1)  naruszenie zasady autonomii woli stron umowy przez dokonanie wykładni postanowień umowy bez uwzględniania celu jej zawarcia oraz zgodnej woli stron przejawiające się w ustaleniu, że § 4 ust. 2 umowy obejmuje swoim zakresem wszelkie formy przeniesienia władztwa nad projektem na nowego inwestora, a nie tylko sprzedaż projektu,

2)  naruszenie zasady zakazu orzekania przez sąd o roszczeniu niezgłoszonym przez strony oraz ponad żądanie, a także naruszenie wymogu równego traktowania stron, przez zasądzenie dochodzonej należności w związku z uznaniem odpowiedzialności skarżącej na zasadzie odpowiedzialności kontraktowej w wyniku nienależytego wykonania zobowiązania poprzez niedoprowadzenie do znalezienia nowego inwestora, podczas gdy spółka (...) nie oparła powództwa o tą podstawę i nie dochodziła roszczenia z tego tytułu.

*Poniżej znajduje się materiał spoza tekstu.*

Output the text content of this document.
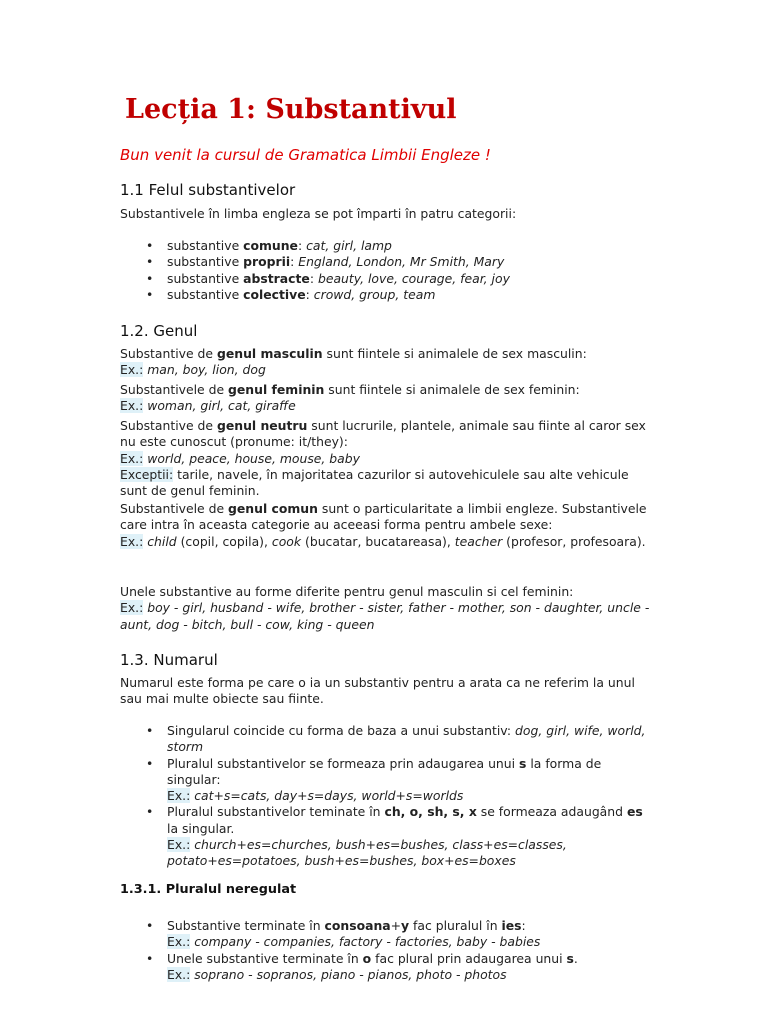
Lecția 1: Substantivul
Bun venit la cursul de Gramatica Limbii Engleze !
1.1 Felul substantivelor
Substantivele în limba engleza se pot împarti în patru categorii:
• substantive comune: cat, girl, lamp
• substantive proprii: England, London, Mr Smith, Mary
• substantive abstracte: beauty, love, courage, fear, joy
• substantive colective: crowd, group, team
1.2. Genul
Substantive de genul masculin sunt fiintele si animalele de sex masculin:
Ex.: man, boy, lion, dog
Substantivele de genul feminin sunt fiintele si animalele de sex feminin:
Ex.: woman, girl, cat, giraffe
Substantive de genul neutru sunt lucrurile, plantele, animale sau fiinte al caror sex nu este cunoscut (pronume: it/they):
Ex.: world, peace, house, mouse, baby
Exceptii: tarile, navele, în majoritatea cazurilor si autovehiculele sau alte vehicule sunt de genul feminin.
Substantivele de genul comun sunt o particularitate a limbii engleze. Substantivele care intra în aceasta categorie au aceeasi forma pentru ambele sexe:
Ex.: child (copil, copila), cook (bucatar, bucatareasa), teacher (profesor, profesoara).
Unele substantive au forme diferite pentru genul masculin si cel feminin:
Ex.: boy - girl, husband - wife, brother - sister, father - mother, son - daughter, uncle - aunt, dog - bitch, bull - cow, king - queen
1.3. Numarul
Numarul este forma pe care o ia un substantiv pentru a arata ca ne referim la unul sau mai multe obiecte sau fiinte.
• Singularul coincide cu forma de baza a unui substantiv: dog, girl, wife, world, storm
• Pluralul substantivelor se formeaza prin adaugarea unui s la forma de singular:
Ex.: cat+s=cats, day+s=days, world+s=worlds
• Pluralul substantivelor teminate în ch, o, sh, s, x se formeaza adaugând es la singular.
Ex.: church+es=churches, bush+es=bushes, class+es=classes, potato+es=potatoes, bush+es=bushes, box+es=boxes
1.3.1. Pluralul neregulat
• Substantive terminate în consoana+y fac pluralul în ies:
Ex.: company - companies, factory - factories, baby - babies
• Unele substantive terminate în o fac plural prin adaugarea unui s.
Ex.: soprano - sopranos, piano - pianos, photo - photos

W postępowaniu wszczętym przez złożenie skargi o uchylenie wyroku sądu polubownego w pierwszej kolejności należy rozważyć, w jakim zakresie wyrok sądu polubownego podlega kontroli sądu powszechnego w ramach opisanej w art. 1206 § 2 pkt 2 k.p.c. podstawy skargi – a więc co należy rozumieć przez podstawowe zasady porządku prawnego Rzeczypospolitej Polskiej (klauzula porządku publicznego).

Klauzula porządku publicznego jest klauzulą generalną, zawierającą odesłanie do zbioru norm prawnych. Jej konkretyzacja, czyli wypracowanie katalogu podstawowych zasad porządku prawnego, należy do orzecznictwa. W literaturze i orzecznictwie najczęściej podaje się, że podstawowe zasady porządku prawnego to fundamentalne zasady konstytucyjne dotyczące ustroju społeczno-gospodarczego oraz naczelne zasady rządzące poszczególnymi dziedzinami prawa materialnego i procesowego. Chodzi tu o te normy o charakterze bezwzględnie wiążącym, które wyrażają i chronią podstawowe dla systemu prawa wartości – takie wartości, które można byłoby uznać za absolutne granice autonomii woli stron.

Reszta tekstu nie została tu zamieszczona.